In 2019, it also worked towards developing a community-based drug use prevention and treatment programme incorporated with harm reduction activities in Hopong and Loilen townships, Southern Shan State. This effort is part of UNODC's broader alternative development programme currently taking place in the area.

In both locations, volunteers and interested community and youth leaders are taking part in trainings and field activities on community-based drug use prevention. Additionally, UNODC's Sub-Programme 5 on Sustainable Livelihoods and Alternative Development has also been at work in Loilen and Hopong townships with a successful programme incentivizing opium poppy farmers to shift to cultivating coffee.

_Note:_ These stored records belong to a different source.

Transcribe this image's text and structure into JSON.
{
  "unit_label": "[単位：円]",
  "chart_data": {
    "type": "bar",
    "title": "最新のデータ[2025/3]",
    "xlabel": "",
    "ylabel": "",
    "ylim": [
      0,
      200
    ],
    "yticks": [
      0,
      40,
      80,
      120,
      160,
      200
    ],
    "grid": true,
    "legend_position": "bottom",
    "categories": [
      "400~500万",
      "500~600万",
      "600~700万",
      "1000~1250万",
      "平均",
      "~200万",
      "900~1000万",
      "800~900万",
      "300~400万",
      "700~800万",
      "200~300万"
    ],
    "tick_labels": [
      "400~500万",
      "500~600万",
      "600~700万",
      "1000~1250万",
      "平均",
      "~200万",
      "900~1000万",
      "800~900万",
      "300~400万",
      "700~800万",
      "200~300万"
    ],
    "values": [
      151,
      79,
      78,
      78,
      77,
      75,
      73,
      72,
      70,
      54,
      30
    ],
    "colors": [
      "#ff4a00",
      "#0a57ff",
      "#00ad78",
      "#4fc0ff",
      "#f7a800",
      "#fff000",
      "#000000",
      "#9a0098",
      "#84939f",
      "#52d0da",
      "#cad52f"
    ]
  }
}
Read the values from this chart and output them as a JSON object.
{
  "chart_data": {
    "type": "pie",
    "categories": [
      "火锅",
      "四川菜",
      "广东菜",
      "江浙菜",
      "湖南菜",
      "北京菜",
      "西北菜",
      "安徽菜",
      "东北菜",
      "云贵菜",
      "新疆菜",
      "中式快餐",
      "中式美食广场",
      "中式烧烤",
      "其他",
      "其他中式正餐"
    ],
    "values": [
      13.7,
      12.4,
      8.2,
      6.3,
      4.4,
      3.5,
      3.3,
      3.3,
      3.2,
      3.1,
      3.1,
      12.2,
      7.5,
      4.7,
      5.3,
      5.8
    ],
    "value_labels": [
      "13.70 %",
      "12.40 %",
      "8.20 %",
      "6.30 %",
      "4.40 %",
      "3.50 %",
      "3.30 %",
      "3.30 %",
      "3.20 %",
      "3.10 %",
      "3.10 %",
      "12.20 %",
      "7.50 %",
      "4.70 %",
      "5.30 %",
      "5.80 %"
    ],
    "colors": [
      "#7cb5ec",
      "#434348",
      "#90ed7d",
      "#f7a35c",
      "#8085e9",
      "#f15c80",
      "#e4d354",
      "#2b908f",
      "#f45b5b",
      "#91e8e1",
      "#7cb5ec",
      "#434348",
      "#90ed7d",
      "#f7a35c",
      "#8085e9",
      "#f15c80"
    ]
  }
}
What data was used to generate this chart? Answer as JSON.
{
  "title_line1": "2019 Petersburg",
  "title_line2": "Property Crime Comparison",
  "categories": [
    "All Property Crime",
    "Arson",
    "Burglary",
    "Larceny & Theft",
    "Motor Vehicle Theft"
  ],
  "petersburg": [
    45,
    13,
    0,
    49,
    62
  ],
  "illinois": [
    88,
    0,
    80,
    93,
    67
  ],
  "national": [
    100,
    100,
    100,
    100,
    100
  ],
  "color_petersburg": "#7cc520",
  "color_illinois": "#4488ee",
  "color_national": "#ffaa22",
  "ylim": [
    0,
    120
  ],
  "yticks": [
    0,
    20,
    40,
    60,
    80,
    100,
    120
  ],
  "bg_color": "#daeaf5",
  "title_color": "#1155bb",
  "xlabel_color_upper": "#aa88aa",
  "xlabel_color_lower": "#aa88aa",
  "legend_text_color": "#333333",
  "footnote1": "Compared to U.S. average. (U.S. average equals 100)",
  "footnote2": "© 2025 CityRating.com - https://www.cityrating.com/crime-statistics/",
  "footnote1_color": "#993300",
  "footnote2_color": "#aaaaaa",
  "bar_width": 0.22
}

The July visit was organized especially for volunteers and community leaders from the programme villages. The visit aimed to provide them with the opportunity to learn from local efforts and initiatives in other communities and to be more informed about different drug contexts and challenges to better serve their own communities. Participants hailed from various backgrounds and were given a unique platform to discuss drug issues and observe successful community-led drug interventions which collaborate with public sectors in Nam Mun village, Moenyin Township, Kachin State and Sagaing Township, Sagaing Region and in Mandalay.

Observatory activities and discussions were organized in partnership with several groups, including the local AIDS Committee and Methadone Clinic in Nam Mun, the Metta Development Foundation, key population service centres run by the Shwe Zayar CBO (supported by Alliance Myanmar), the Mandalay Rehabilitation Centre, and the Volunteer Social Workers Association in Mandalay.

Participants focused on awareness raising; key harm reduction services such as needle and syringe programmes and HIV prevention among PWID; community-based methadone maintenance therapy; antiretroviral treatment for HIV-infected people; income generation activities for PWID self-help groups; social reintegration activities for PWID; and peer group activities and education.

Due to the pervasiveness of drug use and the dramatic health and social consequences on communities, local leaders have been committed to a supportive, non-discriminatory and non-punitive approach to people affected by drugs. As a result, various commendable achievements can be seen across communities.

Participants found the visit's regional scope especially informative and emerged inspired by their discussions. They reflected that the tour challenged their personal assumptions about drug issues and drug dependency and were newly committed to applying what they learned to building drug prevention programmes in their respective communities.

The UNODC-supported visit was an important milestone in laying the foundations of a well-informed, conflict-sensitive, community-oriented programme. It is crucial for communities to take on an outsized role in drug interventions. Local leaders must continue to unite community members and organizations to respond to drug problems efficiently and effectively.